In trying to understand why a certain student shut down on me without warning two weeks before the semester came to an end, it came to my attention that he likes me. What?!?!?! Thank goodness I’ll never get accustomed to that.
It was reasonable for me to expect some measure of attention from my students given their circumstances, mind-sets, and the fact I’m not bad to look at. I don’t often flatter myself or even think much about my looks. I’m not 16 anymore, and I’ve had two kids, but I had to consider this problem before I accepted the job. Even so I thought that my persona would minimize their attraction to me. Boy, was I wrong.
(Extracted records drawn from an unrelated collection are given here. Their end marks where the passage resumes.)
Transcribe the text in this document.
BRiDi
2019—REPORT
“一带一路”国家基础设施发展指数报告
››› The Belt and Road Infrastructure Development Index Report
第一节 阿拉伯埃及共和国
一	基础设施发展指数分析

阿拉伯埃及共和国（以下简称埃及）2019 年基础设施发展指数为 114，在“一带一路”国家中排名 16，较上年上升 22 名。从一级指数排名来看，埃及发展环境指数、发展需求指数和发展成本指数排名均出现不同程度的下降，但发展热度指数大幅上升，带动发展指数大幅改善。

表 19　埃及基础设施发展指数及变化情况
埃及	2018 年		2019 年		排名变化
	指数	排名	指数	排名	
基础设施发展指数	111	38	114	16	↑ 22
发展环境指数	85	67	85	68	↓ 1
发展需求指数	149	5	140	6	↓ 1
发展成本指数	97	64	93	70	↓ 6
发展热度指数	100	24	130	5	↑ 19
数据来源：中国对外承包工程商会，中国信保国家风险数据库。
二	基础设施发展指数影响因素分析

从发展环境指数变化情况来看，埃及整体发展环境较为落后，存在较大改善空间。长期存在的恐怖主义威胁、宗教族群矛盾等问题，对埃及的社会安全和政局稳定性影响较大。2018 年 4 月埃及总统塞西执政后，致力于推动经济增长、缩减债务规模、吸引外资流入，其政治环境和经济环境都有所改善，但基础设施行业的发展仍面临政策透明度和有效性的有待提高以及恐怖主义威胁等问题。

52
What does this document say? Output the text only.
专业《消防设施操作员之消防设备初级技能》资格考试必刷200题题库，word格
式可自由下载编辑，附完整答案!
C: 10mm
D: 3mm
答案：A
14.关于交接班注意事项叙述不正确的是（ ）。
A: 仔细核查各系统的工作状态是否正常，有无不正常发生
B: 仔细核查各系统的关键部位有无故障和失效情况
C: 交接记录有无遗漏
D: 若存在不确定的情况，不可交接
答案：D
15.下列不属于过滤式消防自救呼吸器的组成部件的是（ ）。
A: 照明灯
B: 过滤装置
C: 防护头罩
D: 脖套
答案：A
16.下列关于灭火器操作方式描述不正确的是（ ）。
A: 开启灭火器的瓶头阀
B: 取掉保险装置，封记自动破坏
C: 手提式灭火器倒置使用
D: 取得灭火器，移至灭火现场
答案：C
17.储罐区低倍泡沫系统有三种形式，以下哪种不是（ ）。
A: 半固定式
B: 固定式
One by one their crushes reared their unpleasant heads. To keep from getting sick with disgust I usually ignore their attentions. Until recently, I considered each one individually, but something caused me to step back and look at the whole picture. And I laughed. It was that or cry. Maybe half of my students have expressed some interest in me. Fortunately I’ve only ever had to report one who clearly tried to “groom” me; everyone else knows better than to act on their feelings. Once in a while one drops a comment. After reading a newspaper article about a teacher sleeping with a student, my students had a number of comments, but one offender caught my attention to say, “I’d sleep with my teacher.” Well then. Twice I’ve been asked, “Would you have a drink if I saw you on the outs?” As if I even had to answer. The sheer number of puppy loves affects my classroom. I see that now.
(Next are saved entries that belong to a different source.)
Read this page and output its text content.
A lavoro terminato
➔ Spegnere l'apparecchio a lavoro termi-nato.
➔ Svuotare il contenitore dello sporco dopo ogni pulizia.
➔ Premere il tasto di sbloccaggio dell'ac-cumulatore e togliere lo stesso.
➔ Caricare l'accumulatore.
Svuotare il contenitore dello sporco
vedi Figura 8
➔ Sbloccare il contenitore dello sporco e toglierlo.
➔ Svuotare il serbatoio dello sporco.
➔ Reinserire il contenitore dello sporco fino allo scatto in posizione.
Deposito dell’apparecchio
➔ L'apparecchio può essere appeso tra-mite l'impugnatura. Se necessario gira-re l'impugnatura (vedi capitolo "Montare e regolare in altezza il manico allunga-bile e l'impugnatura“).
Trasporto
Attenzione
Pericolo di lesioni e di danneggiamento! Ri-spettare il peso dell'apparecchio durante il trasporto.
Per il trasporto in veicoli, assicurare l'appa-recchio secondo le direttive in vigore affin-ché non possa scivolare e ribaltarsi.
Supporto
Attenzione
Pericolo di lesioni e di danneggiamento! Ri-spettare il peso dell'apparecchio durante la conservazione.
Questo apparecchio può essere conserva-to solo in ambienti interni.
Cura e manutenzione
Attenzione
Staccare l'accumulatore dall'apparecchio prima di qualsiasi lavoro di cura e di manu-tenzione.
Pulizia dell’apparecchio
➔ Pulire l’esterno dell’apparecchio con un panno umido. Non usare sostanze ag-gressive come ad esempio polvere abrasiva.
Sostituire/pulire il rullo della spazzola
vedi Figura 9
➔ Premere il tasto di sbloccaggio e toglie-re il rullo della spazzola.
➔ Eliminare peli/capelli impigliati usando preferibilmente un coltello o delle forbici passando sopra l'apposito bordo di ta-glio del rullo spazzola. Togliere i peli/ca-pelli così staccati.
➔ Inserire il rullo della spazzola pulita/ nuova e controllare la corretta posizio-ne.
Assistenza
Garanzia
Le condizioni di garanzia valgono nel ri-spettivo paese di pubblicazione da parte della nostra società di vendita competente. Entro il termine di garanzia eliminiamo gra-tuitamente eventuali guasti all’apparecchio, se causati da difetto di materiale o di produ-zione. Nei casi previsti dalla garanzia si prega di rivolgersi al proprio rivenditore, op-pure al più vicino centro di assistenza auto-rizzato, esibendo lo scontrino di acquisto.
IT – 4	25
Miss, look at me. No, look at me. Miss, they’re all stupid, talk to me. You’d think I could use this to my advantage. For instance, maybe I could sell them the breathless, dramatic, suspenseful punctuation mark we like to call the dash. I could tell them how manly and sexy I find the semi-colon, and how juvenile are exclamation points. I should tell them how a perfectly formed sentence quickens my heart and how an exquisite paragraph is more beautiful than a rose. I should be able to use this situation to my advantage, but I don’t.
Like a bunch of love sick middle school boys they stumble over each other to eek out a compliment, or better yet, a laugh. If they see how finishing their work helps them in their quest, then I see good results. On other occasions they withdraw for days at the slightest dismissal, like when I help another student. Some days I can feel the undercurrents of tension among them, and no one moves a muscle. As silly as it sounds, all this can effect their academic performance for the hour, week, or entire semester. What can I do?
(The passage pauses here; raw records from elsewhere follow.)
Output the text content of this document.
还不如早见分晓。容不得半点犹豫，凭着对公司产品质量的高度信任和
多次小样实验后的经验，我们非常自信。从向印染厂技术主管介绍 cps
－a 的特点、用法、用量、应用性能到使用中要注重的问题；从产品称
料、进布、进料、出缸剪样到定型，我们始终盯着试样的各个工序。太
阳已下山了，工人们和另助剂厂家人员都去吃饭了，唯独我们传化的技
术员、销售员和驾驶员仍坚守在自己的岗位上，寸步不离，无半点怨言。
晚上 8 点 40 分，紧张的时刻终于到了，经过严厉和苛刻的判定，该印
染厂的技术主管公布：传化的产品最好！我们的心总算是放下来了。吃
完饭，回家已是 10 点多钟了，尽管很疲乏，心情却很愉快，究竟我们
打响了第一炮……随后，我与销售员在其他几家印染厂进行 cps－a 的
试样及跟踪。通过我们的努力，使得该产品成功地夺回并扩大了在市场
What do they get from this besides more writing assignments? I don’t know. In their minds, I suppose, they count themselves momentarily victorious when I edit their essay or talk with them about the day’s horoscope.
I never expected to write about this uncomfortable dynamic of my job, an element I never dealt with in the charter school where my nine or so male students had 20 to 30 girls their own age to contend for, but this blog doesn’t count for much if I don’t tell the whole story as far as possible.